# Package indexes

By default, uv uses the [Python Package Index (PyPI)](https://pypi.org) for dependency resolution
and package installation. However, uv can be configured to use other package indexes, including
private indexes, via the `[[tool.uv.index]]` configuration option (and `--index`, the analogous
command-line option).

## Defining an index

To include an additional index when resolving dependencies, add a `[[tool.uv.index]]` entry to your
`pyproject.toml`:

```toml
[[tool.uv.index]]
# Optional name for the index.
name = "pytorch"
# Required URL for the index.
url = "https://download.pytorch.org/whl/cpu"
```

Indexes are prioritized in the order in which they’re defined, such that the first index listed in
the configuration file is the first index consulted when resolving dependencies, with indexes
provided via the command line taking precedence over those in the configuration file.

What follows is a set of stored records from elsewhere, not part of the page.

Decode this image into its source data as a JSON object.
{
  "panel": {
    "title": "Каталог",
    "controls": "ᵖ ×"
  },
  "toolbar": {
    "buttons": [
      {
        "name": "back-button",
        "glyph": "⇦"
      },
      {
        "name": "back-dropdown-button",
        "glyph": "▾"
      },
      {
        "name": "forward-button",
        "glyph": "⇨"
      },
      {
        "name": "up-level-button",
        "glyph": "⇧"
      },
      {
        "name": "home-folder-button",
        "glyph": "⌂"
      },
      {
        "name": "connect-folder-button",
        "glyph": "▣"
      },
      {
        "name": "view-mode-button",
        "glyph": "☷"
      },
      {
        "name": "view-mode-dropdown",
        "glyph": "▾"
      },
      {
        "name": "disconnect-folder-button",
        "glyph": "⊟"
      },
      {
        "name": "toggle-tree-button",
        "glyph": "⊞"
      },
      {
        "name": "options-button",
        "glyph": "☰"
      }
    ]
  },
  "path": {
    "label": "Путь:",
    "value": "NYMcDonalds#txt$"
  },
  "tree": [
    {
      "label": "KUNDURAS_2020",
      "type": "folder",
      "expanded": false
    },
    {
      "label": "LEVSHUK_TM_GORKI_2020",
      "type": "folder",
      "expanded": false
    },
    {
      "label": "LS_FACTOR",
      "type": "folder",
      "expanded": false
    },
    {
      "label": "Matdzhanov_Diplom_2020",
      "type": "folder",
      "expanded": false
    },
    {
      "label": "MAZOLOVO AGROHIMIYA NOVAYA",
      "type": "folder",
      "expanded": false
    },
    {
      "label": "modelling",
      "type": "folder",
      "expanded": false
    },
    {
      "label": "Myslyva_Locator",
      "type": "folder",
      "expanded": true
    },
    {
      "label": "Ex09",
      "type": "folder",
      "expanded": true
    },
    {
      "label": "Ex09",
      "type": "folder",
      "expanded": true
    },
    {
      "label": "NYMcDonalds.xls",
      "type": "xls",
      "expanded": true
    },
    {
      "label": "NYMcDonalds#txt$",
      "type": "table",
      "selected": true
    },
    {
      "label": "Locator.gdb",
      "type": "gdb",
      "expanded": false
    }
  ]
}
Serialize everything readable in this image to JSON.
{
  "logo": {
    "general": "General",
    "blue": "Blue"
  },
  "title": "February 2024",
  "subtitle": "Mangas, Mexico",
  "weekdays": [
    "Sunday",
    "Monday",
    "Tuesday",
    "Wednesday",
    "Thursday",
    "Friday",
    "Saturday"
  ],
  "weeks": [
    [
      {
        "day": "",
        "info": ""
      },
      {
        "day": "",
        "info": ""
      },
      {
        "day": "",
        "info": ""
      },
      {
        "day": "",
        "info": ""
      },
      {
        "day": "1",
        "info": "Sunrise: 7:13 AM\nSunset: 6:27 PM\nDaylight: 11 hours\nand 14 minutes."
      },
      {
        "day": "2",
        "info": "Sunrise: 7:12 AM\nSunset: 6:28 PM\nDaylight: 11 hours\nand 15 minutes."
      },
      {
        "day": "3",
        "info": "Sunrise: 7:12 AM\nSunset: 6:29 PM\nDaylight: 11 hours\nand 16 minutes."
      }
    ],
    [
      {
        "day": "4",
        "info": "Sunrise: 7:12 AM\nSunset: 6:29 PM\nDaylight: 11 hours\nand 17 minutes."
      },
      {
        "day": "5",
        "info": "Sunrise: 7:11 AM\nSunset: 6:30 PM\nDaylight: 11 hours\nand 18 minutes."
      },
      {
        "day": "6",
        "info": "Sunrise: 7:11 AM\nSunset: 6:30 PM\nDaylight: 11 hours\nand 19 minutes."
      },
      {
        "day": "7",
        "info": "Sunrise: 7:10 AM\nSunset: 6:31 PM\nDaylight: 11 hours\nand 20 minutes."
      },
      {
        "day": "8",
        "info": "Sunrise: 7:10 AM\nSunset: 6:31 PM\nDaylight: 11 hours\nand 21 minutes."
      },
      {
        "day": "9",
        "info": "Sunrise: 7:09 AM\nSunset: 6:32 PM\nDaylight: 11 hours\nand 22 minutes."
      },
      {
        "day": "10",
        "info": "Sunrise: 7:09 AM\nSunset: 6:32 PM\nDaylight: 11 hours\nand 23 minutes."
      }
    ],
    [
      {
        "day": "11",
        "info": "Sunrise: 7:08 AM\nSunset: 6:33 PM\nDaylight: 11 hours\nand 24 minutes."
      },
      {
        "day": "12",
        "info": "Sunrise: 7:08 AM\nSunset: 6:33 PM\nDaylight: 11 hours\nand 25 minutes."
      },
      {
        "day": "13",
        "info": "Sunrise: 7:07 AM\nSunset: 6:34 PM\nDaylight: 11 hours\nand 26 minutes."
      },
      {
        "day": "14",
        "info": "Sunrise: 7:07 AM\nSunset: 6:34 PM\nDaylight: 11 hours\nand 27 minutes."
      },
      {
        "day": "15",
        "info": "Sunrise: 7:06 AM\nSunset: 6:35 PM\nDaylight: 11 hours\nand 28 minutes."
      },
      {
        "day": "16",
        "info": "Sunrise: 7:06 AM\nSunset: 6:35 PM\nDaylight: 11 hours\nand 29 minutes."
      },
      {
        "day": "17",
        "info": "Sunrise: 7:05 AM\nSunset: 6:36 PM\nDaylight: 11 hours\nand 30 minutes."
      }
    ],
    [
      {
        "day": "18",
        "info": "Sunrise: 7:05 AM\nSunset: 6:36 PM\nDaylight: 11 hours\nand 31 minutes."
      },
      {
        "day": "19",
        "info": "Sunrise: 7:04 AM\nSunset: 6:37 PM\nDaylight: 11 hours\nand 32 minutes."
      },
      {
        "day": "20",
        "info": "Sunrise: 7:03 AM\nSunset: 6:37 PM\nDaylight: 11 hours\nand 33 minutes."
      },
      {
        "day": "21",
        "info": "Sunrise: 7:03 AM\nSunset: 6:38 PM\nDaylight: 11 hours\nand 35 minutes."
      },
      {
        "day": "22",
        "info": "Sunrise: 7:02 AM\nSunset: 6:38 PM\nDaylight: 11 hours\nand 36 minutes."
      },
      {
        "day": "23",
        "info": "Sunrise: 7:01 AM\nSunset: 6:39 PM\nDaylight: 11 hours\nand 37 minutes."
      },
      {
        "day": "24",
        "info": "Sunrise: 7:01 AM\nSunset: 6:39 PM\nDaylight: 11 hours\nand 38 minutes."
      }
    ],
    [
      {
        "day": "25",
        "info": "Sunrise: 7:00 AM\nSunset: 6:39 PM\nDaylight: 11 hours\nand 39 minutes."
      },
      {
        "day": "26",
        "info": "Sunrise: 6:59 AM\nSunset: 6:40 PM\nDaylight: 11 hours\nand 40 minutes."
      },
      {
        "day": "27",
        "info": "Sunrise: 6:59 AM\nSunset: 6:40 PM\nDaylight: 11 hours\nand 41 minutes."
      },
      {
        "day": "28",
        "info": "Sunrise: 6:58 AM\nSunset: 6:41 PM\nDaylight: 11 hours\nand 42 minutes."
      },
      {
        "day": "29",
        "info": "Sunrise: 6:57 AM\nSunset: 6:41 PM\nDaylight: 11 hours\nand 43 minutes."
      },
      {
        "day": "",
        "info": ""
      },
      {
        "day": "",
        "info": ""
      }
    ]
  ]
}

By default, uv includes the Python Package Index (PyPI) as the "default" index, i.e., the index used
when a package is not found on any other index. To exclude PyPI from the list of indexes, set
`default = true` on another index entry (or use the `--default-index` command-line option):

```toml
[[tool.uv.index]]
name = "pytorch"
url = "https://download.pytorch.org/whl/cpu"
default = true
```

The default index is always treated as lowest priority, regardless of its position in the list of
indexes.

## Pinning a package to an index

A package can be pinned to a specific index by specifying the index in its `tool.uv.sources` entry.
For example, to ensure that `torch` is _always_ installed from the `pytorch` index, add the
following to your `pyproject.toml`:

```toml
[tool.uv.sources]
torch = { index = "pytorch" }

[[tool.uv.index]]
name = "pytorch"
url = "https://download.pytorch.org/whl/cpu"
```

An index can be marked as `explicit = true` to prevent packages from being installed from that index
unless explicitly pinned to it. For example, to ensure that `torch` is installed from the `pytorch`
index, but all other packages are installed from PyPI, add the following to your `pyproject.toml`:

```toml
[tool.uv.sources]
torch = { index = "pytorch" }

[[tool.uv.index]]
name = "pytorch"
url = "https://download.pytorch.org/whl/cpu"
explicit = true
```

Named indexes referenced via `tool.uv.sources` must be defined within the project's `pyproject.toml`
file; indexes provided via the command-line, environment variables, or user-level configuration will
not be recognized.

## Searching across multiple indexes

By default, uv will stop at the first index on which a given package is available, and limit
resolutions to those present on that first index (`first-match`).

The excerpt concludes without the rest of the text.